PUNCHING THE CLOWN Opens At NY's Quad Cinema 10/22

PUNCHING THE CLOWN Opens At NY's Quad Cinema 10/22

The QUAD Cinema, one of New York City's leading art houses, presents the award-winning comedy satire, PUNCHING THE CLOWN (91 minutes) starring Henry Phillips (Audience Award for Best Narrative Feature, Slamdance Film Festival; Jury Award for Best Feature, Chicago International Movies & Music Festival; Best Music Award, Gen Art Film Festival; Best Indie Film, Actor, Indie Director, Edge Atlantic Film Festival - Paris, France).

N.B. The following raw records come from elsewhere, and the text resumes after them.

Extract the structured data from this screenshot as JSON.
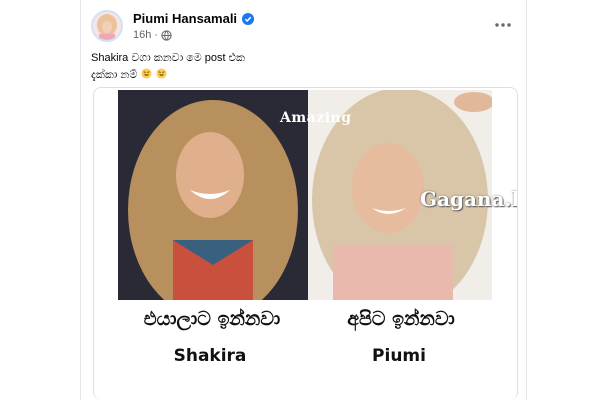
{
  "post": {
    "author": "Piumi Hansamali",
    "time": "16h",
    "caption_line1": "Shakira වගා කනවා මෙ post එක",
    "caption_line2": "දැක්කා නම්",
    "icons": {
      "avatar": "profile-photo",
      "verified": "verified-badge-icon",
      "audience": "globe-icon",
      "more": "more-options-icon",
      "emoji": "rolling-on-floor-laughing-emoji"
    },
    "colors": {
      "verified": "#1877f2",
      "meta": "#65676b",
      "text": "#050505"
    }
  },
  "meme": {
    "overlay_text": "Amazing",
    "watermark": "Gagana.lk",
    "left_caption": "එයාලාට ඉන්නවා",
    "right_caption": "අපිට ඉන්නවා",
    "left_name": "Shakira",
    "right_name": "Piumi"
  }
}
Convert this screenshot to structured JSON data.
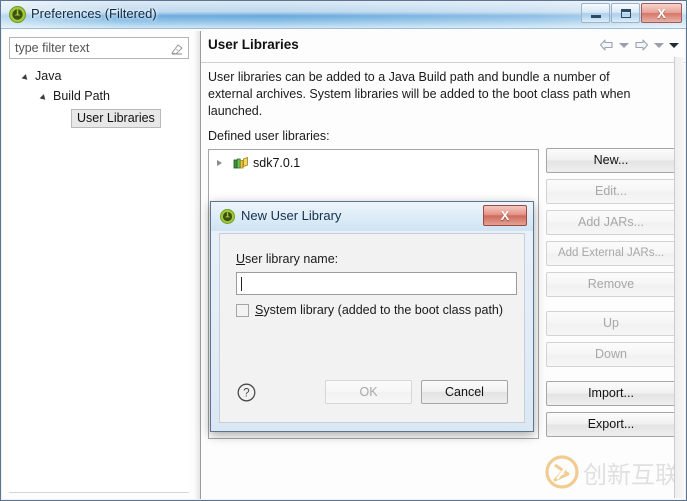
{
  "window": {
    "title": "Preferences (Filtered)",
    "app_icon": "eclipse-icon",
    "controls": {
      "minimize_label": "Minimize",
      "maximize_label": "Maximize",
      "close_label": "X"
    }
  },
  "sidebar": {
    "filter": {
      "placeholder": "type filter text",
      "value": "type filter text",
      "clear_icon": "eraser-icon"
    },
    "tree": [
      {
        "label": "Java",
        "level": 0,
        "expanded": true,
        "selected": false
      },
      {
        "label": "Build Path",
        "level": 1,
        "expanded": true,
        "selected": false
      },
      {
        "label": "User Libraries",
        "level": 2,
        "expanded": false,
        "selected": true
      }
    ]
  },
  "page": {
    "title": "User Libraries",
    "nav": {
      "back_icon": "back-arrow-icon",
      "back_menu_icon": "chevron-down-icon",
      "forward_icon": "forward-arrow-icon",
      "forward_menu_icon": "chevron-down-icon",
      "view_menu_icon": "chevron-down-icon"
    },
    "description": "User libraries can be added to a Java Build path and bundle a number of external archives. System libraries will be added to the boot class path when launched.",
    "defined_label": "Defined user libraries:",
    "libraries": [
      {
        "name": "sdk7.0.1",
        "icon": "library-icon",
        "expanded": false
      }
    ],
    "buttons": [
      {
        "label": "New...",
        "enabled": true,
        "gap_before": false
      },
      {
        "label": "Edit...",
        "enabled": false,
        "gap_before": false
      },
      {
        "label": "Add JARs...",
        "enabled": false,
        "gap_before": false
      },
      {
        "label": "Add External JARs...",
        "enabled": false,
        "gap_before": false
      },
      {
        "label": "Remove",
        "enabled": false,
        "gap_before": false
      },
      {
        "label": "Up",
        "enabled": false,
        "gap_before": true
      },
      {
        "label": "Down",
        "enabled": false,
        "gap_before": false
      },
      {
        "label": "Import...",
        "enabled": true,
        "gap_before": true
      },
      {
        "label": "Export...",
        "enabled": true,
        "gap_before": false
      }
    ]
  },
  "dialog": {
    "title": "New User Library",
    "icon": "eclipse-icon",
    "close_label": "X",
    "name_label_mnemonic": "U",
    "name_label_rest": "ser library name:",
    "name_value": "",
    "name_placeholder": "",
    "checkbox": {
      "mnemonic": "S",
      "rest": "ystem library (added to the boot class path)",
      "checked": false
    },
    "help_icon": "help-icon",
    "ok_label": "OK",
    "ok_enabled": false,
    "cancel_label": "Cancel",
    "cancel_enabled": true
  },
  "watermark": {
    "text": "创新互联",
    "logo_icon": "brand-logo-icon"
  },
  "colors": {
    "title_blue": "#6aa8dc",
    "close_red": "#cf6a5b",
    "accent_green": "#8cbf3f",
    "watermark_gray": "#c9c9c9",
    "brand_orange": "#f0a81e"
  }
}
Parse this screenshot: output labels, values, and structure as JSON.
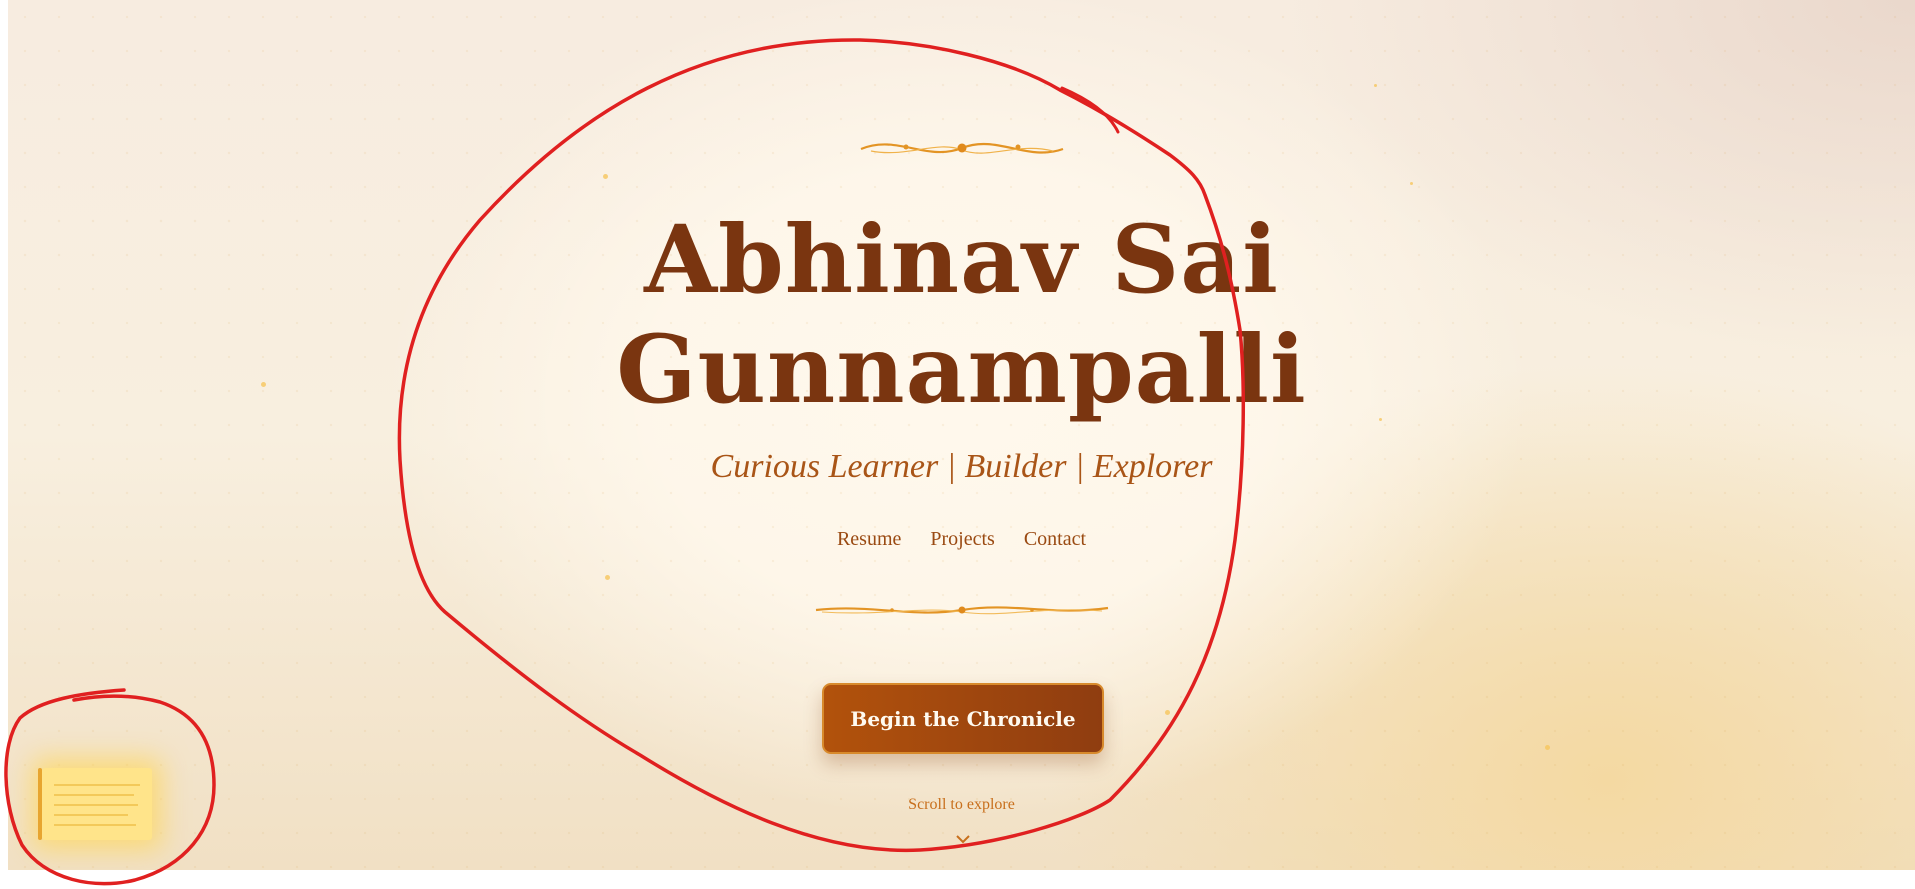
{
  "hero": {
    "name_line1": "Abhinav Sai",
    "name_line2": "Gunnampalli",
    "tagline": "Curious Learner | Builder | Explorer"
  },
  "nav": {
    "items": [
      {
        "label": "Resume"
      },
      {
        "label": "Projects"
      },
      {
        "label": "Contact"
      }
    ]
  },
  "cta": {
    "label": "Begin the Chronicle"
  },
  "scroll": {
    "hint": "Scroll to explore"
  },
  "icons": {
    "top_ornament": "flourish-divider-icon",
    "bottom_ornament": "flourish-divider-icon",
    "scroll_arrow": "chevron-down-icon",
    "scroll_widget": "parchment-scroll-icon"
  },
  "colors": {
    "title": "#7a3510",
    "tagline": "#a95517",
    "accent": "#e39424",
    "button": "#a04810",
    "annotation": "#e02020"
  }
}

A collaboration between the songwriter/comedian Henry Phillips and producer/director Gregori Viens, (ISLAND OF ROSES, THE JEWS OF RHODES IN LOS ANGELES) this droll send-up of the Hollywood music industry nails essential ironies of show biz image making--the inflated egos of talentless imitators and the schadenfreude of winning points by spreading vicious gossip.
PUNCHING THE CLOWN is the fourth collaboration between Philips and Viens (including IFC's comedy shorts, THE LONER) and was first produced as a documentary in their 1997 film (same title) about the open-mic music scene in Los Angeles

"Henry Phillips and I first met in 1992," Viens recalls. "We were Political Science students at UCLA. After graduating, we remained good friends but went our separate ways. I began directing documentaries, making some very thoughtful films....Henry on the other hand was telling dick jokes to drunken people in bars. It was only a matter of time before we worked together."

When Viens and Phillips decided to pitch a fictional version of their documentary, they entered development with a prospective producer but soon discovered that the studio was spending more money flying them around the world for meetings than it would cost to make the movie. So, they dug into their savings, maxed out their credit cards, and produced the film.

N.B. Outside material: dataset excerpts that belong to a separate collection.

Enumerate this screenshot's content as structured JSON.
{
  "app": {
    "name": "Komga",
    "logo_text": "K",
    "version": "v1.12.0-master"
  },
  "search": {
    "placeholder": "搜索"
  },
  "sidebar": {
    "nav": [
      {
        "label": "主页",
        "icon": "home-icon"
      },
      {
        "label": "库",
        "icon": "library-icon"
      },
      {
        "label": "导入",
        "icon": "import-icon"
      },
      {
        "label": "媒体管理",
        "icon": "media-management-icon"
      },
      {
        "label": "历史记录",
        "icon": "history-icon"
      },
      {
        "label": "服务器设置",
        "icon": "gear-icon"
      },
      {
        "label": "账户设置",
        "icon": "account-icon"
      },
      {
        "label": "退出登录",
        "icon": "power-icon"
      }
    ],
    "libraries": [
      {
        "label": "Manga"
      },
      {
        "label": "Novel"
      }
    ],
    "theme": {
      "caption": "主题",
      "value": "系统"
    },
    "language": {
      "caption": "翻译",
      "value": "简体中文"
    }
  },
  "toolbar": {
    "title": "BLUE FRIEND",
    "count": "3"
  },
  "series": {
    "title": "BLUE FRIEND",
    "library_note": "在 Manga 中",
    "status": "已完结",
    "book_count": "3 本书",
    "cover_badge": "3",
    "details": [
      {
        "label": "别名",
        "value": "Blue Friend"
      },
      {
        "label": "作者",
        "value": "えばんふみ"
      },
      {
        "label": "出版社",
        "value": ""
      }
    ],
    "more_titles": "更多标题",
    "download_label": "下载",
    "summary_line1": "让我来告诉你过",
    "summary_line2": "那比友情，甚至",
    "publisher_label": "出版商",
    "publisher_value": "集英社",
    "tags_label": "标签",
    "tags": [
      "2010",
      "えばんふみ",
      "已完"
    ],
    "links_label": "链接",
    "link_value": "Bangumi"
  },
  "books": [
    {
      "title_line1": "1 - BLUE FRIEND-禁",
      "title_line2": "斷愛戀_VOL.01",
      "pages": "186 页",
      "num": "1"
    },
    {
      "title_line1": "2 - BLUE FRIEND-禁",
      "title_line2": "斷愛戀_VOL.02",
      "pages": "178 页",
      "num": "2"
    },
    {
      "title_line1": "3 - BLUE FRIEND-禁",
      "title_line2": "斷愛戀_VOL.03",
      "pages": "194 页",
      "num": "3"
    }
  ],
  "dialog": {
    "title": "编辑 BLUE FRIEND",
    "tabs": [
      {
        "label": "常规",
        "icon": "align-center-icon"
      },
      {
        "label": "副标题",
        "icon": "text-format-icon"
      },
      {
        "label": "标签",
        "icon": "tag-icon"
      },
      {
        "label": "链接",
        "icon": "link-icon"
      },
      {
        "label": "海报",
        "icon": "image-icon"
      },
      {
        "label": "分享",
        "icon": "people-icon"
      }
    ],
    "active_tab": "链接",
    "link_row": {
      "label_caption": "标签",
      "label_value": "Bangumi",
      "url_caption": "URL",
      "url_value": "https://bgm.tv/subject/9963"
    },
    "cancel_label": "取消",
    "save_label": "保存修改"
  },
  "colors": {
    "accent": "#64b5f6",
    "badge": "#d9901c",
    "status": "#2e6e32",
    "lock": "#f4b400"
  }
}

Now in control of the project, they could fine tune it as if it were a stage play. "At festivals, I've often projected the film directly form my laptop using editing software," Viens recalls. "I would later spend the night in my hotel room making editorial changes before the next day's screening." Viens honed the film to the deadpan, deceptively sweet breeziness which fits Phillips comic style like a glove.

When we first meet Henry Phillips, a modern day American troubadour, he is grinding his way through the heartland, living out of his car and singing his melodic but blue and twisted satirical songs to anyone who will listen. After a booking mishap involving a fundraiser for Christian miniature-golfers, he decides it's time for a change. Hoping for something better, he moves to L.A. to crash with his under-employed actor Brother (Matt Walker) and his luck changes overnight. He meets Ellen Pinsky (Ellen Ratner) whose instinct for talent has not left her, although her only viable clients have been picked off by sharks. As befits an agent short on current credits, she pitches him as 'James Taylor on smack', books him in a local open-mic club and tries to sneak in his performance at a hip industry party.